So that when you visit your high school in January to talk about extra-curriculars at Wesleyan, all the awesome kids will apply here and the rest will run off to Princeton. Or something.
“People of all genders and comfort levels welcome!”
Emily House ’09 writes:
Yes, sad but true: this THURSDAY (Dec 6th), we’ll be holding the LAST MOANING WORKSHOP OF THE YEAR. Don’t cry, don’t beat your breast and tear your hair, but please do come!
We’ll be meeting at 8 p.m. in Woodhead Lounge (ground floor of Exley, right next to the glass hallway connecting with Shanklin), so come with a blindfold of some kind (if you don’t have one, one will be provided), a healthy set of lungs, and, as ever, a sense of fun. It’s time to MOOOAAAANNNN!
For those of us who have not yet attended a moaning workshop, here are some things to be aware of:
- This is not a how-to-do-it-right tutorial. At all. The point of the workshop is to create a safe space where we can talk about moaning and play with all types of vocalization without being afraid of others’ judgments.
- This is very much an individual experience. Contrary to what people have assumed, we do not sit in a giant circle, watching each other vocalize. Interesting idea, but incorrect. The setup of the workshop allows for a very personal yet simultaneous collective space, given the use of blindfolds and group noise.

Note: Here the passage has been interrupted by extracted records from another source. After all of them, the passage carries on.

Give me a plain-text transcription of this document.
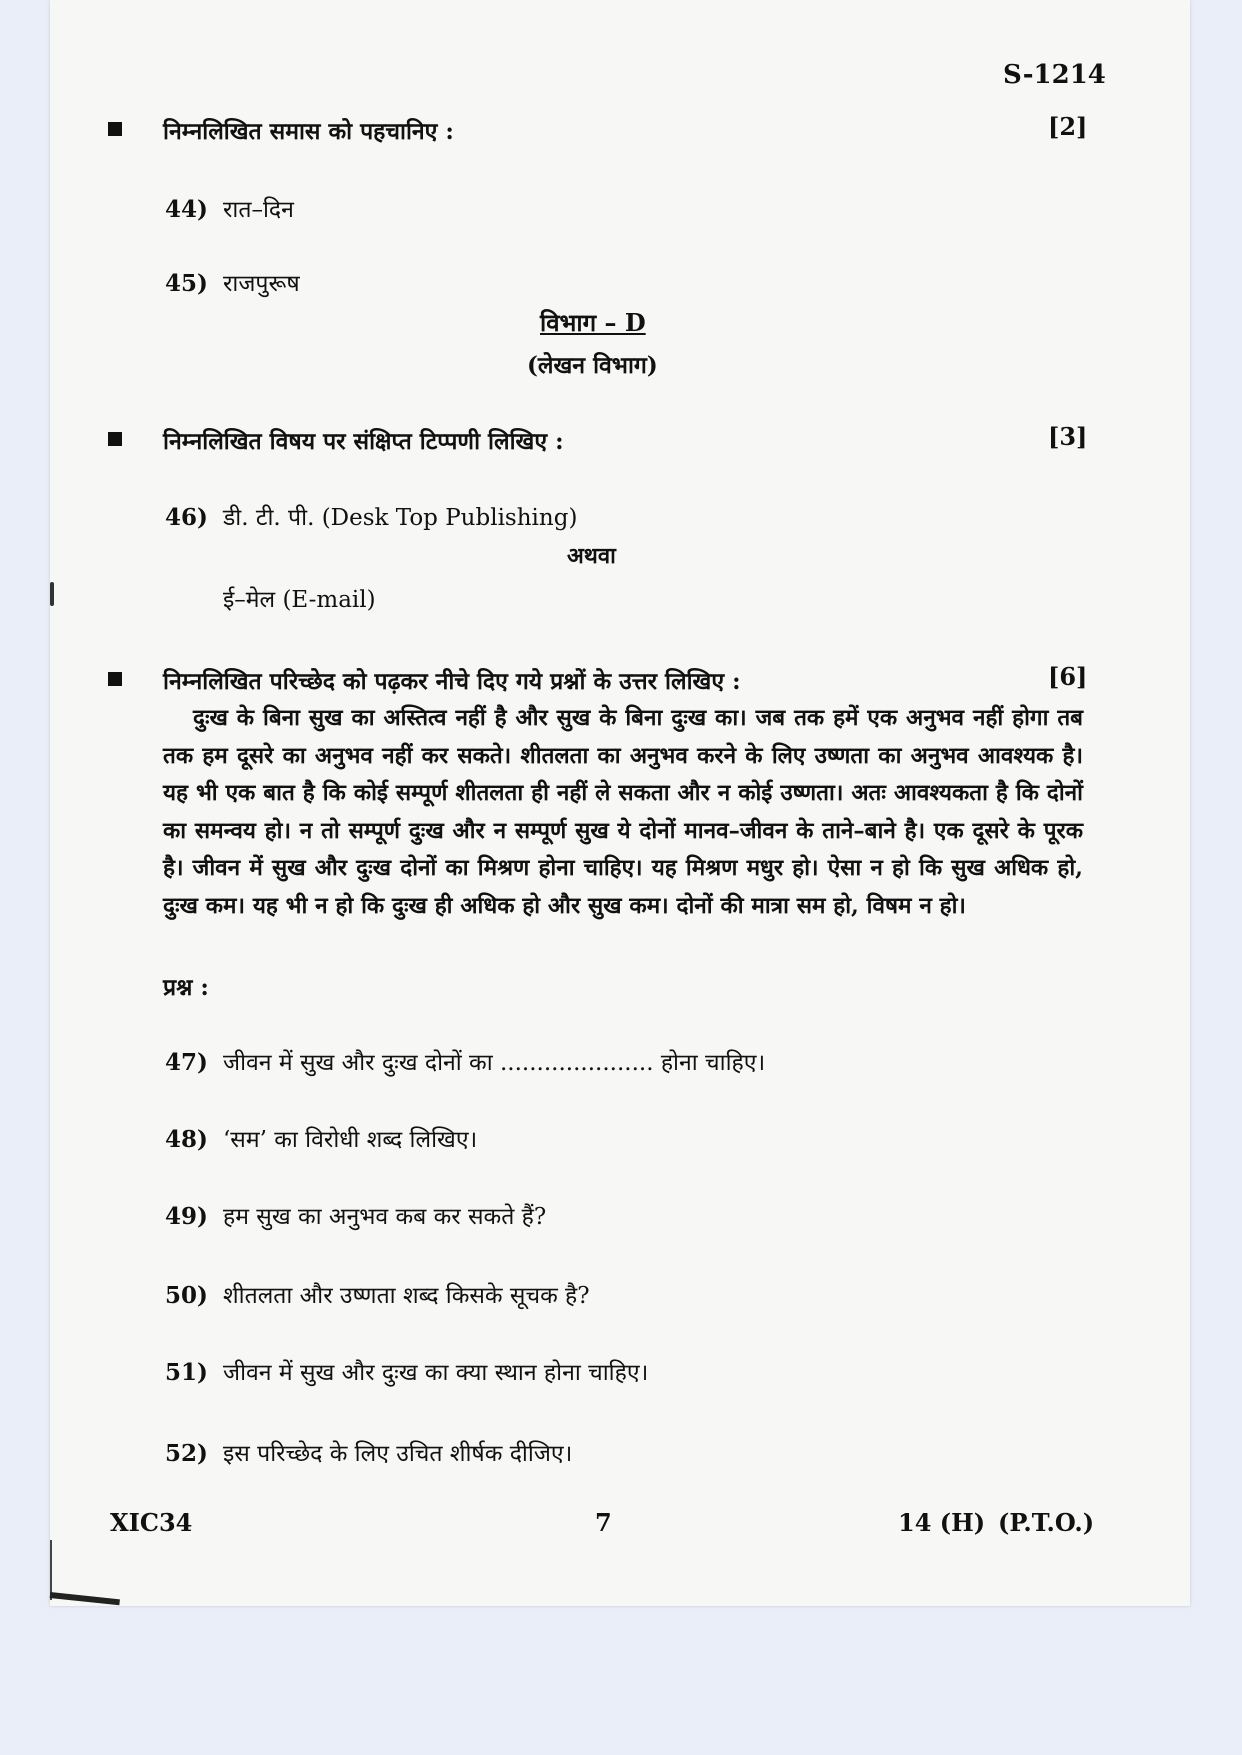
S-1214
निम्नलिखित समास को पहचानिए :	[2]
44) रात–दिन
45) राजपुरूष
विभाग – D
(लेखन विभाग)
निम्नलिखित विषय पर संक्षिप्त टिप्पणी लिखिए :	[3]
46) डी. टी. पी. (Desk Top Publishing)
अथवा
ई–मेल (E-mail)
निम्नलिखित परिच्छेद को पढ़कर नीचे दिए गये प्रश्नों के उत्तर लिखिए :	[6]

दुःख के बिना सुख का अस्तित्व नहीं है और सुख के बिना दुःख का। जब तक हमें एक अनुभव नहीं होगा तब तक हम दूसरे का अनुभव नहीं कर सकते। शीतलता का अनुभव करने के लिए उष्णता का अनुभव आवश्यक है। यह भी एक बात है कि कोई सम्पूर्ण शीतलता ही नहीं ले सकता और न कोई उष्णता। अतः आवश्यकता है कि दोनों का समन्वय हो। न तो सम्पूर्ण दुःख और न सम्पूर्ण सुख ये दोनों मानव–जीवन के ताने–बाने है। एक दूसरे के पूरक है। जीवन में सुख और दुःख दोनों का मिश्रण होना चाहिए। यह मिश्रण मधुर हो। ऐसा न हो कि सुख अधिक हो, दुःख कम। यह भी न हो कि दुःख ही अधिक हो और सुख कम। दोनों की मात्रा सम हो, विषम न हो।

प्रश्न :
47) जीवन में सुख और दुःख दोनों का ..................... होना चाहिए।
48) ‘सम’ का विरोधी शब्द लिखिए।
49) हम सुख का अनुभव कब कर सकते हैं?
50) शीतलता और उष्णता शब्द किसके सूचक है?
51) जीवन में सुख और दुःख का क्या स्थान होना चाहिए।
52) इस परिच्छेद के लिए उचित शीर्षक दीजिए।
XIC34	7	14 (H) (P.T.O.)
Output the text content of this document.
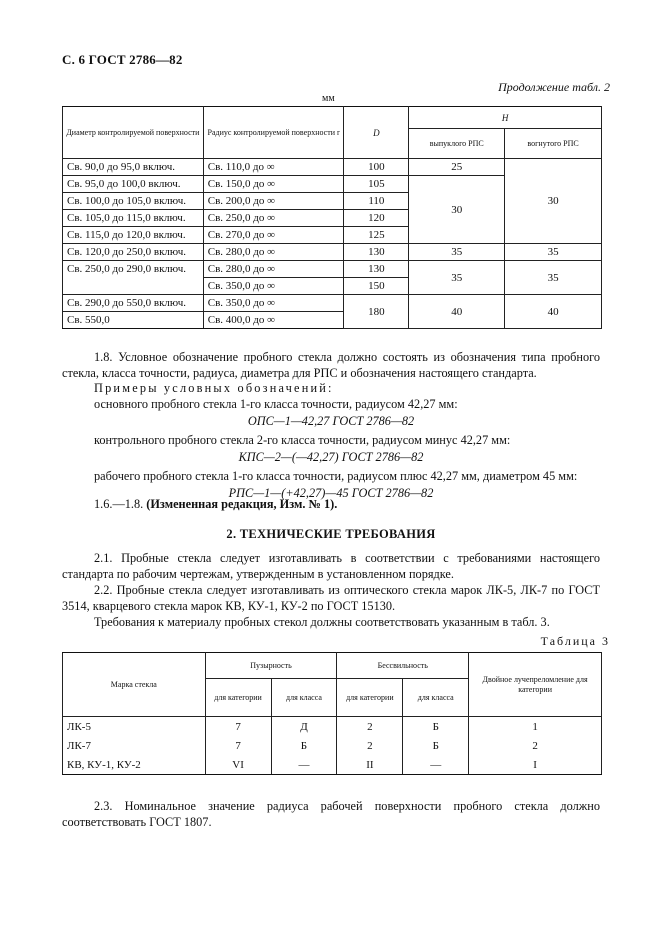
С. 6 ГОСТ 2786—82
Продолжение табл. 2
мм
Диаметр контролируемой поверхности	Радиус контролируемой поверхности r	D	H	
			выпуклого РПС	вогнутого РПС
Св. 90,0 до 95,0 включ.	Св. 110,0 до ∞	100	25	30
Св. 95,0 до 100,0 включ.	Св. 150,0 до ∞	105	30	
Св. 100,0 до 105,0 включ.	Св. 200,0 до ∞	110		
Св. 105,0 до 115,0 включ.	Св. 250,0 до ∞	120		
Св. 115,0 до 120,0 включ.	Св. 270,0 до ∞	125		
Св. 120,0 до 250,0 включ.	Св. 280,0 до ∞	130	35	35
Св. 250,0 до 290,0 включ.	Св. 280,0 до ∞	130	35	35
	Св. 350,0 до ∞	150		
Св. 290,0 до 550,0 включ.	Св. 350,0 до ∞	180	40	40
Св. 550,0	Св. 400,0 до ∞			
1.8. Условное обозначение пробного стекла должно состоять из обозначения типа пробного стекла, класса точности, радиуса, диаметра для РПС и обозначения настоящего стандарта.
Примеры условных обозначений:
основного пробного стекла 1-го класса точности, радиусом 42,27 мм:
ОПС—1—42,27 ГОСТ 2786—82
контрольного пробного стекла 2-го класса точности, радиусом минус 42,27 мм:
КПС—2—(—42,27) ГОСТ 2786—82
рабочего пробного стекла 1-го класса точности, радиусом плюс 42,27 мм, диаметром 45 мм:
РПС—1—(+42,27)—45 ГОСТ 2786—82
1.6.—1.8. (Измененная редакция, Изм. № 1).
2. ТЕХНИЧЕСКИЕ ТРЕБОВАНИЯ
2.1. Пробные стекла следует изготавливать в соответствии с требованиями настоящего стандарта по рабочим чертежам, утвержденным в установленном порядке.
2.2. Пробные стекла следует изготавливать из оптического стекла марок ЛК-5, ЛК-7 по ГОСТ 3514, кварцевого стекла марок КВ, КУ-1, КУ-2 по ГОСТ 15130.
Требования к материалу пробных стекол должны соответствовать указанным в табл. 3.
Таблица 3
Марка стекла	Пузырность		Бессвильность		Двойное лучепреломление для категории
	для категории	для класса	для категории	для класса	
ЛК-5	7	Д	2	Б	1
ЛК-7	7	Б	2	Б	2
КВ, КУ-1, КУ-2	VI	—	II	—	I
2.3. Номинальное значение радиуса рабочей поверхности пробного стекла должно соответствовать ГОСТ 1807.
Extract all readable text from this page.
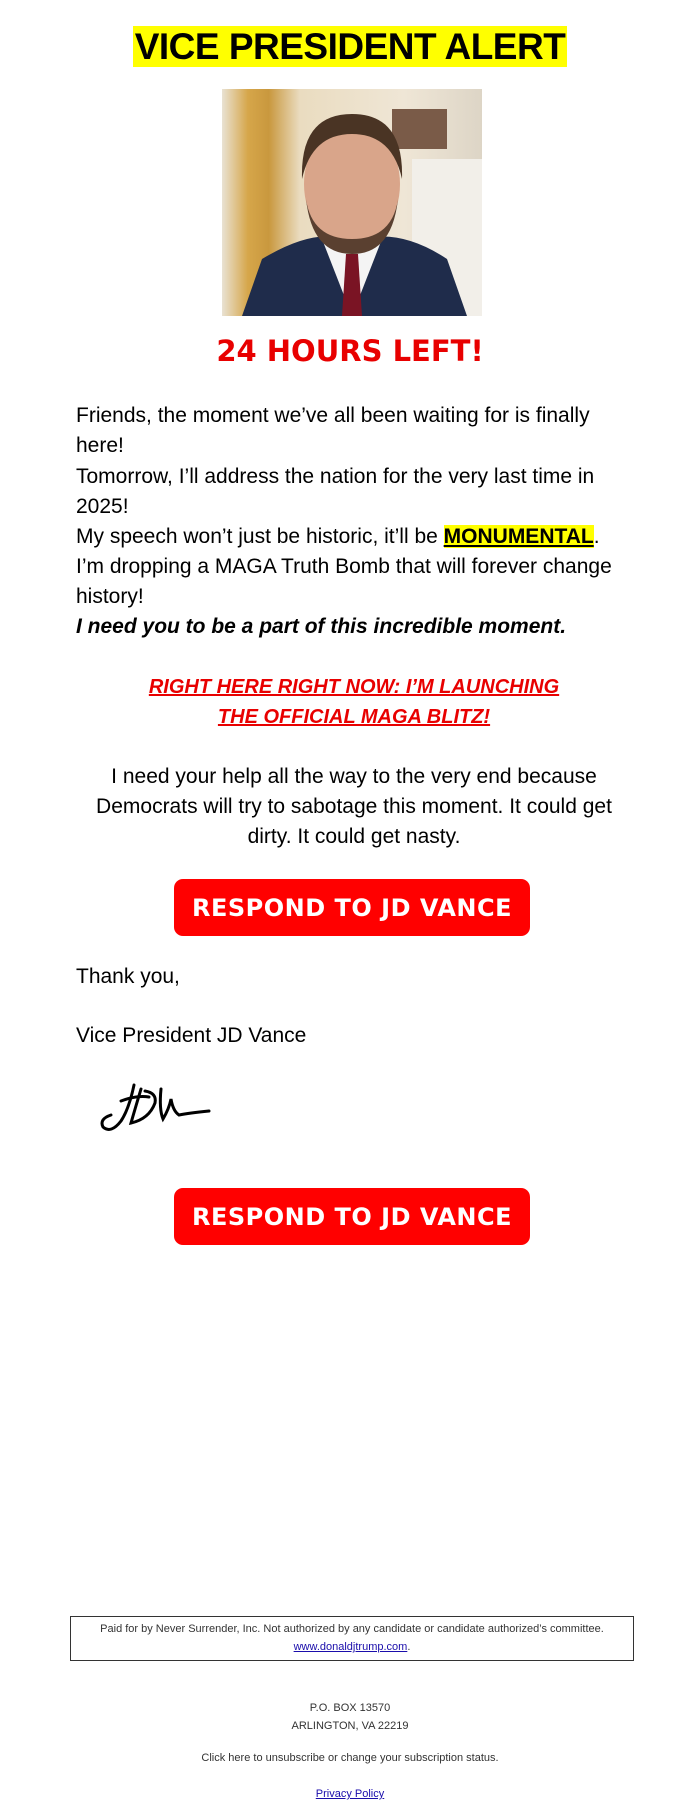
VICE PRESIDENT ALERT
24 HOURS LEFT!
Friends, the moment we’ve all been waiting for is finally here!
Tomorrow, I’ll address the nation for the very last time in 2025!
My speech won’t just be historic, it’ll be MONUMENTAL. I’m dropping a MAGA Truth Bomb that will forever change history!
I need you to be a part of this incredible moment.
RIGHT HERE RIGHT NOW: I’M LAUNCHING THE OFFICIAL MAGA BLITZ!
I need your help all the way to the very end because Democrats will try to sabotage this moment. It could get dirty. It could get nasty.
RESPOND TO JD VANCE
Thank you,
Vice President JD Vance
RESPOND TO JD VANCE
Paid for by Never Surrender, Inc. Not authorized by any candidate or candidate authorized’s committee.
www.donaldjtrump.com.
P.O. BOX 13570
ARLINGTON, VA 22219
Click here to unsubscribe or change your subscription status.
Privacy Policy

The workshop goes something like this: after establishing workshop expectations, we’ll be talking about the politics of moaning, followed by doing a series of ‘get in your voice, get in your body’ warm-ups. Then we’ll find individual spots in the room and go through vocalization/moaning exercises, and will conclude this extravaganza with a debrief.
Who: You (and because this is so much better the more people we have, be shameless and INVITE OTHERS)
What: Intro Moaning Workshop!
When: Thurs (12/6), 8:00-9:30 pm
Why: Because things like this are what brought you to Wes.